Category Theory for Autonomous Robots: The Marathon 2 Use Case

TL;DR

This paper explores applying Category Theory to formalize models for autonomous robots, enabling better design, recovery, and trustworthiness, demonstrated through the Marathon 2 experiment.

Contribution

It introduces the use of Category Theory for modeling autonomous robots beyond design, including runtime recovery mechanisms, enhancing reliability and performance.

Findings

Formal models can be used at runtime for autonomous robots.

Category Theory provides a rigorous framework for robot modeling.

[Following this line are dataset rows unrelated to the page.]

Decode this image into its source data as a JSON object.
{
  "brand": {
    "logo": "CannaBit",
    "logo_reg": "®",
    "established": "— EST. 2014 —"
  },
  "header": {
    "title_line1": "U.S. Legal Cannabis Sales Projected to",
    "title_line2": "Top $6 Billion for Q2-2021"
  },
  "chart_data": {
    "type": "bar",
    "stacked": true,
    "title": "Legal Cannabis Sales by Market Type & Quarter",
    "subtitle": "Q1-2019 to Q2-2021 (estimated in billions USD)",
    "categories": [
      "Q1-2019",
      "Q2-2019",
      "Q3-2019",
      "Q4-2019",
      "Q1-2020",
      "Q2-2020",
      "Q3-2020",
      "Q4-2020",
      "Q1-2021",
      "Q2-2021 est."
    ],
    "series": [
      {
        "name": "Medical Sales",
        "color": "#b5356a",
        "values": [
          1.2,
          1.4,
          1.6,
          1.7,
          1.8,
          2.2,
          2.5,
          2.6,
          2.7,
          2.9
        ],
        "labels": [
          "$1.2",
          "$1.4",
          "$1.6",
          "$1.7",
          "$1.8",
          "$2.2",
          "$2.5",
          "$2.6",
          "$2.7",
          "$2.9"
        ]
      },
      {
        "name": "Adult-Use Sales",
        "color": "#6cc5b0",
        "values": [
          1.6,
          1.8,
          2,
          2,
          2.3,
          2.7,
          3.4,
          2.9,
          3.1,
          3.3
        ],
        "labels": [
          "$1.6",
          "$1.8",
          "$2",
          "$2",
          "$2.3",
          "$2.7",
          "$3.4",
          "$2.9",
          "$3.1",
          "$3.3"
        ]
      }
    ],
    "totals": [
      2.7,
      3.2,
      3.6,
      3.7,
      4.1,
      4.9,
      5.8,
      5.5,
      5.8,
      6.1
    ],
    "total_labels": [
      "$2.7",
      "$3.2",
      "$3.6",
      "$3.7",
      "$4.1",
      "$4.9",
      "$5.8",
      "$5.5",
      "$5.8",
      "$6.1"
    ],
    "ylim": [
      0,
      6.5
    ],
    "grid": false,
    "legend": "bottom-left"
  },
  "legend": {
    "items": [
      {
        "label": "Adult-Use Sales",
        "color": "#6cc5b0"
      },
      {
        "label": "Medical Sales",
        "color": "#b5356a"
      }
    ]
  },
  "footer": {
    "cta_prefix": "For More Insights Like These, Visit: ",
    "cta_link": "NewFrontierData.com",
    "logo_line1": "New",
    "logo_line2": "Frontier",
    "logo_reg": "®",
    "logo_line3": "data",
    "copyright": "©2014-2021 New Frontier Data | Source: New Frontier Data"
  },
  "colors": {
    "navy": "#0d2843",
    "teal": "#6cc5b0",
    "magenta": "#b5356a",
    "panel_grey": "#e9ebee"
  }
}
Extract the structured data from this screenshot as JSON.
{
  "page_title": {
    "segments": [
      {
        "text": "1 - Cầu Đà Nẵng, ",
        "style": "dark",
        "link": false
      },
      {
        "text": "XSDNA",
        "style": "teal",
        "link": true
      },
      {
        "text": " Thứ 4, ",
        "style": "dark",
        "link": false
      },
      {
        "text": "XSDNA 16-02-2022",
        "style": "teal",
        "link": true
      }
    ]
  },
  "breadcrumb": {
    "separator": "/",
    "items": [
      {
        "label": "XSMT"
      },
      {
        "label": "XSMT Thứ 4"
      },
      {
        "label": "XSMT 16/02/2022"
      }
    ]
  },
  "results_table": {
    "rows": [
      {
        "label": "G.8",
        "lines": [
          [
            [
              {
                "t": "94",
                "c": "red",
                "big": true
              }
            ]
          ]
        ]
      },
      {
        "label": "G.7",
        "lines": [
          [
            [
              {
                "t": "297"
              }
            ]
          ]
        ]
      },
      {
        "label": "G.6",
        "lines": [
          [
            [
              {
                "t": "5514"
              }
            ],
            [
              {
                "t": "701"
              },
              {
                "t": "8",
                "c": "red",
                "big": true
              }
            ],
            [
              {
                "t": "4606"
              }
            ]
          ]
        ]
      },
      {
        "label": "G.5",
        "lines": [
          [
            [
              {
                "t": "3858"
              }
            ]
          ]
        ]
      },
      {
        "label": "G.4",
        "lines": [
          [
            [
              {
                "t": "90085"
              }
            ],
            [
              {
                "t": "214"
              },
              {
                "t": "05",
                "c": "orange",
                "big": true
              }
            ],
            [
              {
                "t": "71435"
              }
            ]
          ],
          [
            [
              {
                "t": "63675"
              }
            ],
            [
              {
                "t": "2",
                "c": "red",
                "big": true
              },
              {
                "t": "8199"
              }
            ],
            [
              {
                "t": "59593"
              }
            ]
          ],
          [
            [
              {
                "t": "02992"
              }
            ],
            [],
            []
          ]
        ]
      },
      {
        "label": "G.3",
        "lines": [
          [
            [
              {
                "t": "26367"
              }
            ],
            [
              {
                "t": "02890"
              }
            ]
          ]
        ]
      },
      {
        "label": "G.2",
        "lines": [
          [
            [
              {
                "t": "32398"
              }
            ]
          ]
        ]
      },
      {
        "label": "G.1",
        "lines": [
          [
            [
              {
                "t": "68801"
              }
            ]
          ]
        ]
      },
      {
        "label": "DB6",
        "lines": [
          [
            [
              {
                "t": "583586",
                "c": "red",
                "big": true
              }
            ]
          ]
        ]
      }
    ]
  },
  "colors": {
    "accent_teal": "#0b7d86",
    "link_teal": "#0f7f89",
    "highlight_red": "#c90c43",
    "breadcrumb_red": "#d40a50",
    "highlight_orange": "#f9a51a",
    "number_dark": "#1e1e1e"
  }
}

Application to Marathon 2 demonstrates practical benefits.

Abstract

Model-based systems engineering (MBSE) is a methodology that exploits system representation during the entire system life-cycle. The use of formal models has gained momentum in robotics engineering over the past few years. Models play a crucial role in robot design; they serve as the basis for achieving holistic properties, such as functional reliability or adaptive resilience, and facilitate the automated production of modules. We propose the use of formal conceptualizations beyond the engineering phase, providing accurate models that can be leveraged at runtime. This paper explores the use of Category Theory, a mathematical framework for describing abstractions, as a formal language to produce such robot models. To showcase its practical application, we present a concrete example based on the Marathon 2 experiment. Here, we illustrate the potential of formalizing systems -- including their recovery mechanisms -- which allows engineers to design more trustworthy autonomous robots. This, in turn, enhances their dependability and performance.